In deze zaak wijst de rechtbank daarom een wijzigingsverzoek op grond van een lagere of hogere behoefte van de vrouw niet toe, aangezien daarvoor door zowel de man als de vrouw te weinig is gesteld. Er worden onvoldoende argumenten genoemd die meebrengen dat in het licht van alle dan bestaande maatstaven van redelijkheid en billijkheid ongewijzigde instandhouding van de overeenkomst niet mag worden verwacht. Anders ligt het als het gaat om de omstandigheid dat de man geen volledige AOW ontvangt, waardoor hij een lager inkomen heeft dan de vrouw. Dit is een omstandigheid waarmee geen rekening is gehouden bij het opstellen van het convenant. De vrouw heeft niet betwist dat de man minder AOW ontvangt dan verwacht en zij erkent dat het de bedoeling was dat partijen na de scheiding een gelijk inkomen hadden.

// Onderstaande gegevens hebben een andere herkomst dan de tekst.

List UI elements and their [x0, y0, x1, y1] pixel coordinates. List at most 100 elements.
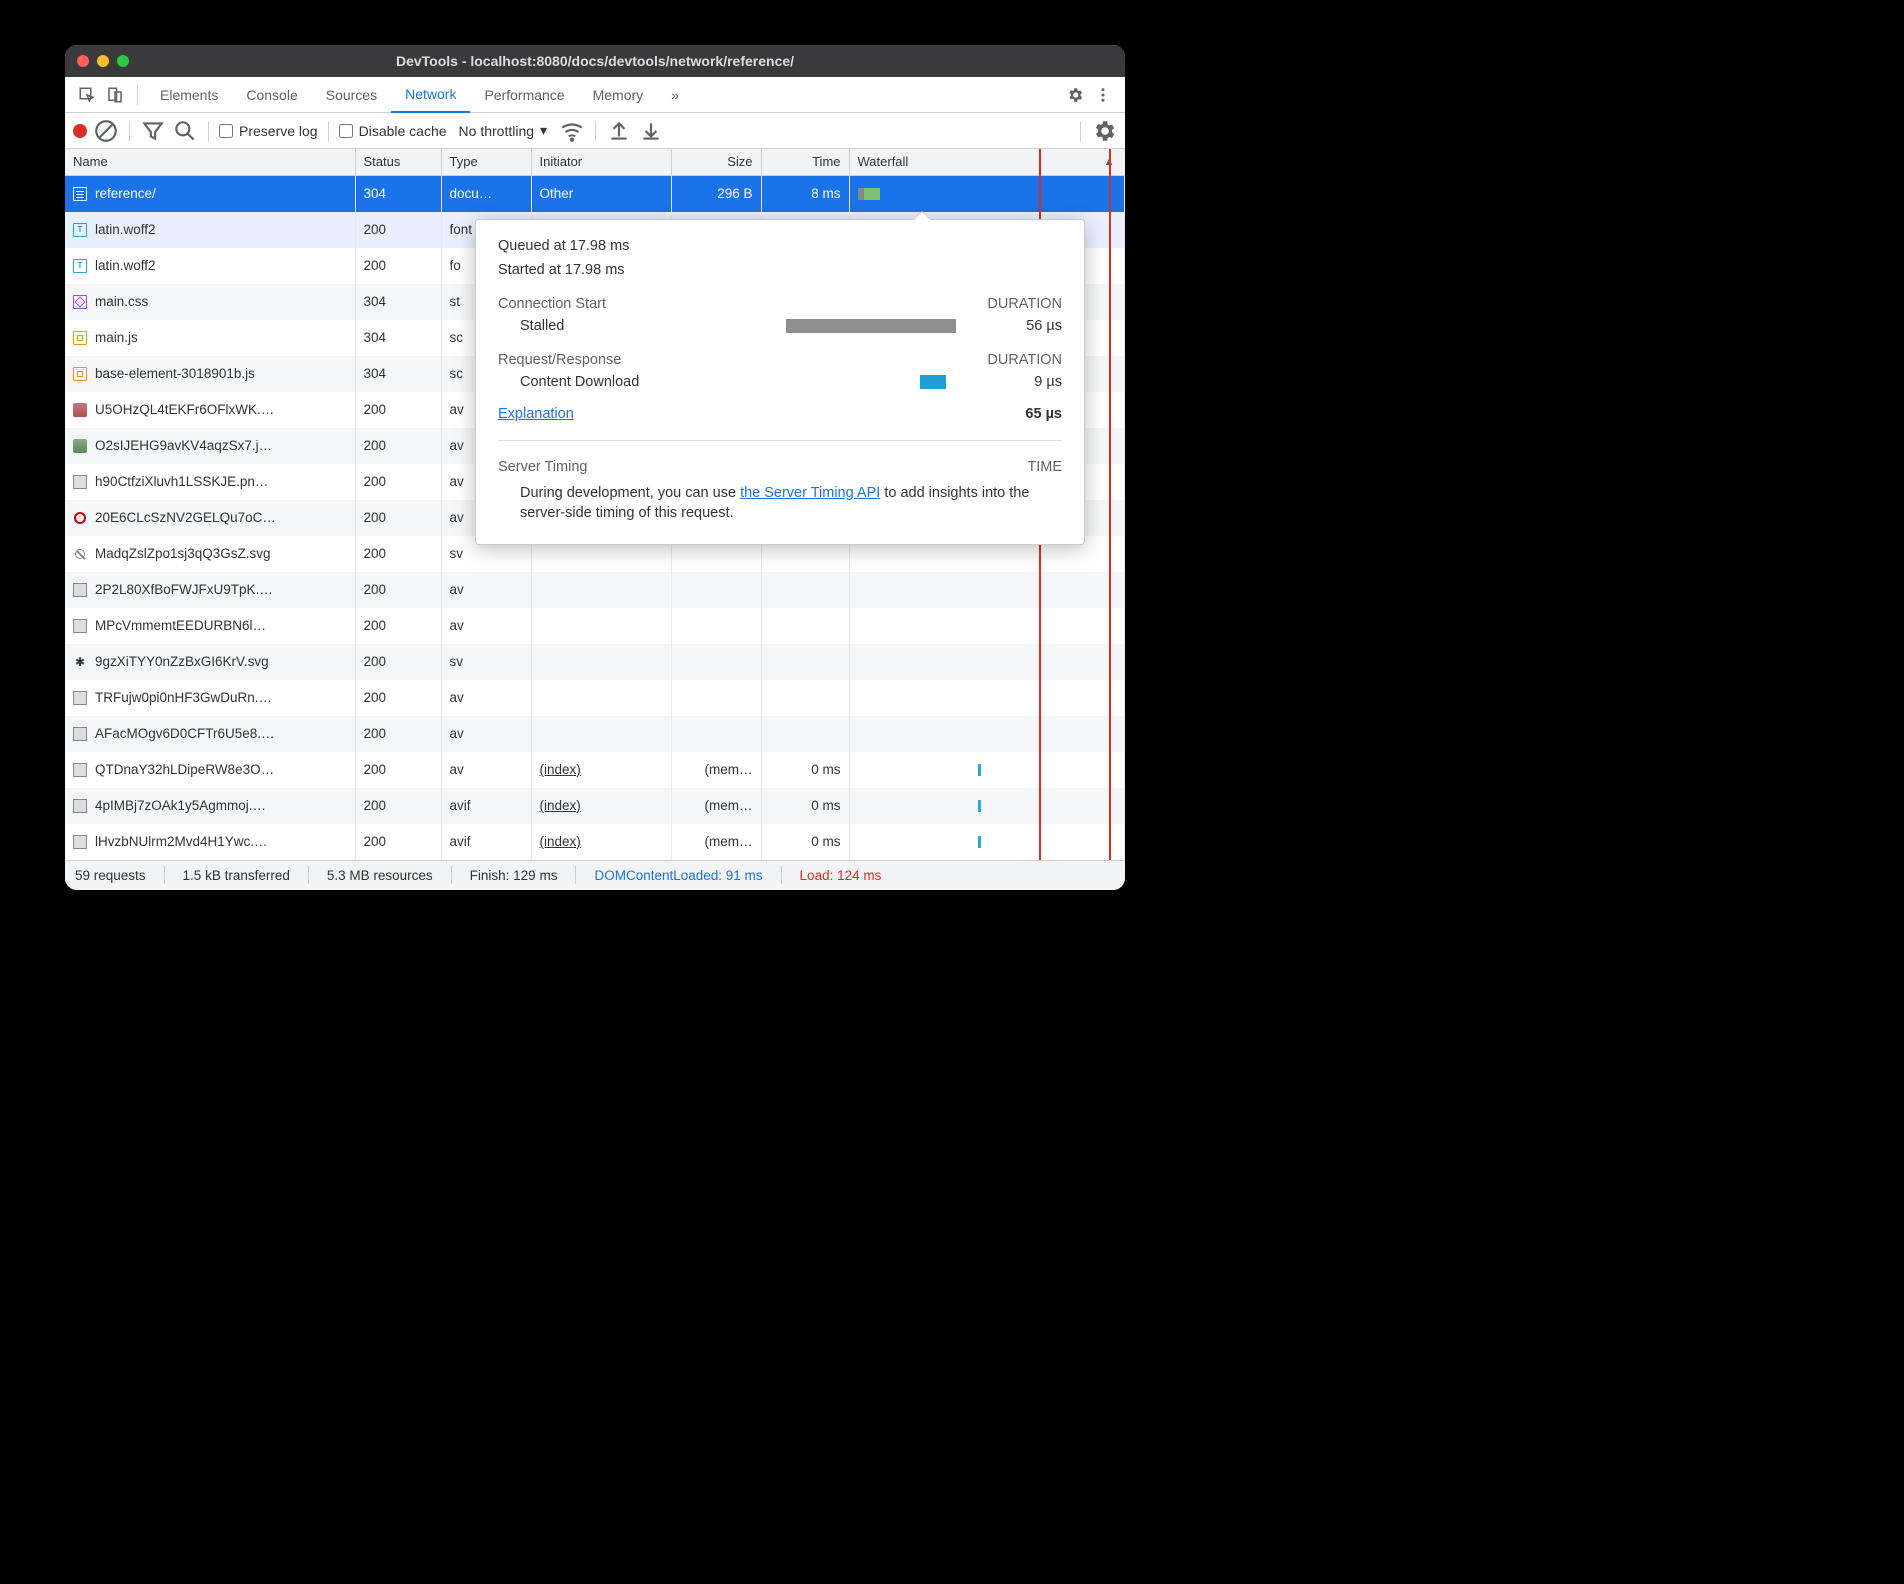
minimize-window-button[interactable]	[97, 55, 109, 67]
request-name: 2P2L80XfBoFWJFxU9TpK.…	[95, 582, 273, 597]
col-time[interactable]: Time	[761, 149, 849, 175]
request-initiator[interactable]	[531, 680, 671, 716]
col-name[interactable]: Name	[65, 149, 355, 175]
request-size: (mem…	[671, 788, 761, 824]
request-initiator[interactable]: (index)	[531, 824, 671, 860]
table-row[interactable]: 4pIMBj7zOAk1y5Agmmoj.…200avif(index)(mem…	[65, 788, 1125, 824]
request-waterfall	[849, 824, 1125, 860]
throttling-select[interactable]: No throttling ▾	[453, 122, 554, 139]
table-row[interactable]: lHvzbNUlrm2Mvd4H1Ywc.…200avif(index)(mem…	[65, 824, 1125, 860]
request-initiator[interactable]: Other	[531, 175, 671, 212]
filter-icon[interactable]	[140, 118, 166, 144]
tab-console[interactable]: Console	[232, 77, 311, 113]
tabs-overflow-button[interactable]: »	[657, 77, 693, 113]
titlebar: DevTools - localhost:8080/docs/devtools/…	[65, 45, 1125, 77]
tab-performance[interactable]: Performance	[470, 77, 578, 113]
request-time	[761, 572, 849, 608]
tab-elements[interactable]: Elements	[146, 77, 232, 113]
request-name: 9gzXiTYY0nZzBxGI6KrV.svg	[95, 654, 269, 669]
popover-queued: Queued at 17.98 ms	[498, 238, 1062, 254]
preserve-log-checkbox[interactable]: Preserve log	[219, 123, 318, 139]
load-event-line	[1109, 149, 1111, 860]
request-initiator[interactable]	[531, 572, 671, 608]
request-status: 200	[355, 716, 441, 752]
stalled-bar	[786, 319, 956, 333]
request-type: av	[441, 752, 531, 788]
popover-started: Started at 17.98 ms	[498, 262, 1062, 278]
col-initiator[interactable]: Initiator	[531, 149, 671, 175]
server-timing-hint: During development, you can use the Serv…	[498, 483, 1062, 524]
table-row[interactable]: QTDnaY32hLDipeRW8e3O…200av(index)(mem…0 …	[65, 752, 1125, 788]
request-time: 0 ms	[761, 788, 849, 824]
request-name: h90CtfziXluvh1LSSKJE.pn…	[95, 474, 268, 489]
disable-cache-checkbox[interactable]: Disable cache	[339, 123, 447, 139]
request-status: 304	[355, 284, 441, 320]
close-window-button[interactable]	[77, 55, 89, 67]
request-waterfall	[849, 644, 1125, 680]
request-name: MPcVmmemtEEDURBN6l…	[95, 618, 266, 633]
request-name: TRFujw0pi0nHF3GwDuRn.…	[95, 690, 272, 705]
search-icon[interactable]	[172, 118, 198, 144]
request-time	[761, 608, 849, 644]
inspect-element-icon[interactable]	[73, 81, 101, 109]
request-time	[761, 680, 849, 716]
request-status: 304	[355, 320, 441, 356]
download-har-icon[interactable]	[638, 118, 664, 144]
upload-har-icon[interactable]	[606, 118, 632, 144]
table-row[interactable]: AFacMOgv6D0CFTr6U5e8.…200av	[65, 716, 1125, 752]
server-timing-api-link[interactable]: the Server Timing API	[740, 485, 880, 501]
request-type: sv	[441, 644, 531, 680]
table-row[interactable]: reference/304docu…Other296 B8 ms	[65, 175, 1125, 212]
settings-icon[interactable]	[1061, 81, 1089, 109]
request-status: 200	[355, 752, 441, 788]
request-name: O2sIJEHG9avKV4aqzSx7.j…	[95, 438, 272, 453]
duration-label-2: DURATION	[987, 352, 1062, 368]
tab-memory[interactable]: Memory	[579, 77, 658, 113]
table-row[interactable]: TRFujw0pi0nHF3GwDuRn.…200av	[65, 680, 1125, 716]
col-status[interactable]: Status	[355, 149, 441, 175]
request-initiator[interactable]: (index)	[531, 788, 671, 824]
request-status: 200	[355, 500, 441, 536]
request-initiator[interactable]	[531, 716, 671, 752]
request-size	[671, 572, 761, 608]
sb-domcontentloaded: DOMContentLoaded: 91 ms	[594, 868, 762, 883]
col-size[interactable]: Size	[671, 149, 761, 175]
more-menu-icon[interactable]	[1089, 81, 1117, 109]
time-label: TIME	[1027, 459, 1062, 475]
request-name: MadqZslZpo1sj3qQ3GsZ.svg	[95, 546, 271, 561]
chevron-down-icon: ▾	[540, 122, 547, 139]
request-size: (mem…	[671, 824, 761, 860]
col-type[interactable]: Type	[441, 149, 531, 175]
table-row[interactable]: ✱9gzXiTYY0nZzBxGI6KrV.svg200sv	[65, 644, 1125, 680]
request-name: U5OHzQL4tEKFr6OFlxWK.…	[95, 402, 274, 417]
request-size: 296 B	[671, 175, 761, 212]
request-time	[761, 644, 849, 680]
maximize-window-button[interactable]	[117, 55, 129, 67]
clear-icon[interactable]	[93, 118, 119, 144]
tab-network[interactable]: Network	[391, 77, 470, 113]
sb-transferred: 1.5 kB transferred	[183, 868, 290, 883]
window-title: DevTools - localhost:8080/docs/devtools/…	[65, 53, 1125, 69]
tab-sources[interactable]: Sources	[312, 77, 391, 113]
request-name: lHvzbNUlrm2Mvd4H1Ywc.…	[95, 834, 268, 849]
table-row[interactable]: 2P2L80XfBoFWJFxU9TpK.…200av	[65, 572, 1125, 608]
request-status: 304	[355, 356, 441, 392]
request-name: latin.woff2	[95, 222, 156, 237]
table-row[interactable]: MPcVmmemtEEDURBN6l…200av	[65, 608, 1125, 644]
request-status: 200	[355, 392, 441, 428]
request-table: Name Status Type Initiator Size Time Wat…	[65, 149, 1125, 860]
record-button[interactable]	[73, 124, 87, 138]
explanation-link[interactable]: Explanation	[498, 406, 574, 422]
request-initiator[interactable]	[531, 608, 671, 644]
device-toolbar-icon[interactable]	[101, 81, 129, 109]
request-initiator[interactable]	[531, 644, 671, 680]
request-initiator[interactable]: (index)	[531, 752, 671, 788]
request-name: QTDnaY32hLDipeRW8e3O…	[95, 762, 274, 777]
duration-label: DURATION	[987, 296, 1062, 312]
col-waterfall[interactable]: Waterfall▲	[849, 149, 1125, 175]
request-waterfall	[849, 752, 1125, 788]
request-waterfall	[849, 175, 1125, 212]
network-settings-icon[interactable]	[1091, 118, 1117, 144]
network-conditions-icon[interactable]	[559, 118, 585, 144]
request-waterfall	[849, 680, 1125, 716]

Zulks leidt tot de conclusie dat het door de man aangevoerde met betrekking tot zijn AOW kan leiden tot een wijziging van het convenant op het punt van de partneralimentatie.

Indien de man zijn gehele Duitse pensioen behoudt en niet de helft aan de vrouw betaalt, zal een vergelijkbaar inkomen worden gerealiseerd uit de bronnen die partijen ten tijde van het sluiten van het convenant voor ogen stonden. Het verzoek van de man zal derhalve worden toegewezen, in die zin dat de door de man te betalen bijdrage op nihil wordt gesteld.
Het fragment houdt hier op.